Lawyer critical of housing study
The environmental study of a large and controversial housing project proposed for east of Nevada City has failed to uncover all the potential effects, a city-hired lawyer said late Monday.
There are “legal inadequacies” in the environmental impact report certified in August by the Nevada County Planning Commission for the Deer Creek Park II project, the San Francisco lawyer said.
Nevada City and other parties are contesting approval of the EIR at a county Board of Supervisors meeting at 9 a.m. today.
Among the two major problems pointed out by Gabriel Ross of Shute, Mihaly & Weinberger is the EIR did not provide enough information on timber harvesting planned for the property. The land encompasses 580 acres accessed through Red Dog Road and Boulder Street; the proposal would subdivide the land into 193 lots.
In addition, people had limited opportunities to comment on the project, including raising concerns about noise levels and bicycle safety on nearby roads, Ross said.
“How relieved (residents) are to know the city is in there fighting and plugging,” said Abigail Givens, of Friends of Banner Mountain Trail. Givens is scheduled to speak at the supervisors’ meeting today.
Her main concern is the development’s impact on water quality. The project would entail a septic system located close to Little Deer Creek, a major source of water for Nevada City.
In other news from Monday’s City Council meeting:
• Regarding revenue collection and developing operating procedures, City Manager Mark Miller said the city was “moving forward quite nicely.” Nevada City has been reorganizing its business operations after an investigation launched last spring revealed it failed to collect about $400,000 in bills and fees.

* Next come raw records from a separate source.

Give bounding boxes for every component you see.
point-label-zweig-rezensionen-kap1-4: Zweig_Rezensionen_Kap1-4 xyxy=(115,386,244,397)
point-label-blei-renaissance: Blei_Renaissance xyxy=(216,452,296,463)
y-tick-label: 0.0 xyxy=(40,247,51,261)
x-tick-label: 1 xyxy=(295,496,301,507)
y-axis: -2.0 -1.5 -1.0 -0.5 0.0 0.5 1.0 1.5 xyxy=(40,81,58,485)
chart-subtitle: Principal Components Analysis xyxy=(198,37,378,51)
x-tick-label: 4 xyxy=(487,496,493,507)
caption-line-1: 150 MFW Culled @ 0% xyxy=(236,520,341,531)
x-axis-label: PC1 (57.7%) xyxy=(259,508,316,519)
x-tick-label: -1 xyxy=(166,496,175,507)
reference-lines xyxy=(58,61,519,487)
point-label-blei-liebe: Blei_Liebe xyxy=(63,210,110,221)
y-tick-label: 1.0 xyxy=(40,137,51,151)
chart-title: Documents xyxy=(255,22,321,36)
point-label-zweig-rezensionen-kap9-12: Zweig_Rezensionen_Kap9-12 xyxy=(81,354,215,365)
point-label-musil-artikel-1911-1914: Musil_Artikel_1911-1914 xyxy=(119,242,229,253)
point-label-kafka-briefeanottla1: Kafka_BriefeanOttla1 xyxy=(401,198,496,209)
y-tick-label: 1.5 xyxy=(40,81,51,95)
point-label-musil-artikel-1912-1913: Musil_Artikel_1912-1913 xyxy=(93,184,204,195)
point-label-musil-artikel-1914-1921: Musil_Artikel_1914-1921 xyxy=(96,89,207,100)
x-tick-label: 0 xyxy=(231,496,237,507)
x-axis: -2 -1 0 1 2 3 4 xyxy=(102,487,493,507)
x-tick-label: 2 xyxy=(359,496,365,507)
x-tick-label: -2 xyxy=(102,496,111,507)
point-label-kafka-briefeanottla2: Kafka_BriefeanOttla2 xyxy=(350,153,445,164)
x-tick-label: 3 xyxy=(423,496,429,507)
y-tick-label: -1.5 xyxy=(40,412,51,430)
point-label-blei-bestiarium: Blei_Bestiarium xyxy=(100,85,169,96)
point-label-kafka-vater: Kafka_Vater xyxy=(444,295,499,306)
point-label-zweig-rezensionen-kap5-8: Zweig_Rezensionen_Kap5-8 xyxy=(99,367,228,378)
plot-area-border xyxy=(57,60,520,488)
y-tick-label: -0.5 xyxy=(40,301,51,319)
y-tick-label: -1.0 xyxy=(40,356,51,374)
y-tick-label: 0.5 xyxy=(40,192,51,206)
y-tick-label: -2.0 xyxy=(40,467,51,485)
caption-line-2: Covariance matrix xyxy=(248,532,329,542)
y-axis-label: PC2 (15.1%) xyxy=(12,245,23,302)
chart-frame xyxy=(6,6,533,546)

• Council members discussed hiring a new finance officer and reposting advertisements for the position. One of the previous candidates for the job was no longer interested, leaving a single applicant from Roseville, Miller said. Council members voted in June to create the finance officer position and eliminate the operations supervisor position held by Cathy Wilcox-Barnes, who was placed on leave after the financial problems were discovered.
• Nevada City’s car-sharing program, the first of the environmentally friendly concepts to be attempted in the Sierras, also appeared on Monday’s agenda.
Reinette Senum, one of the program’s founders, said the car-sharing proponents likely will have parking spaces on a private street as public parking is scarce in Nevada City. Senum also is working with computer software to schedule people for using the cars.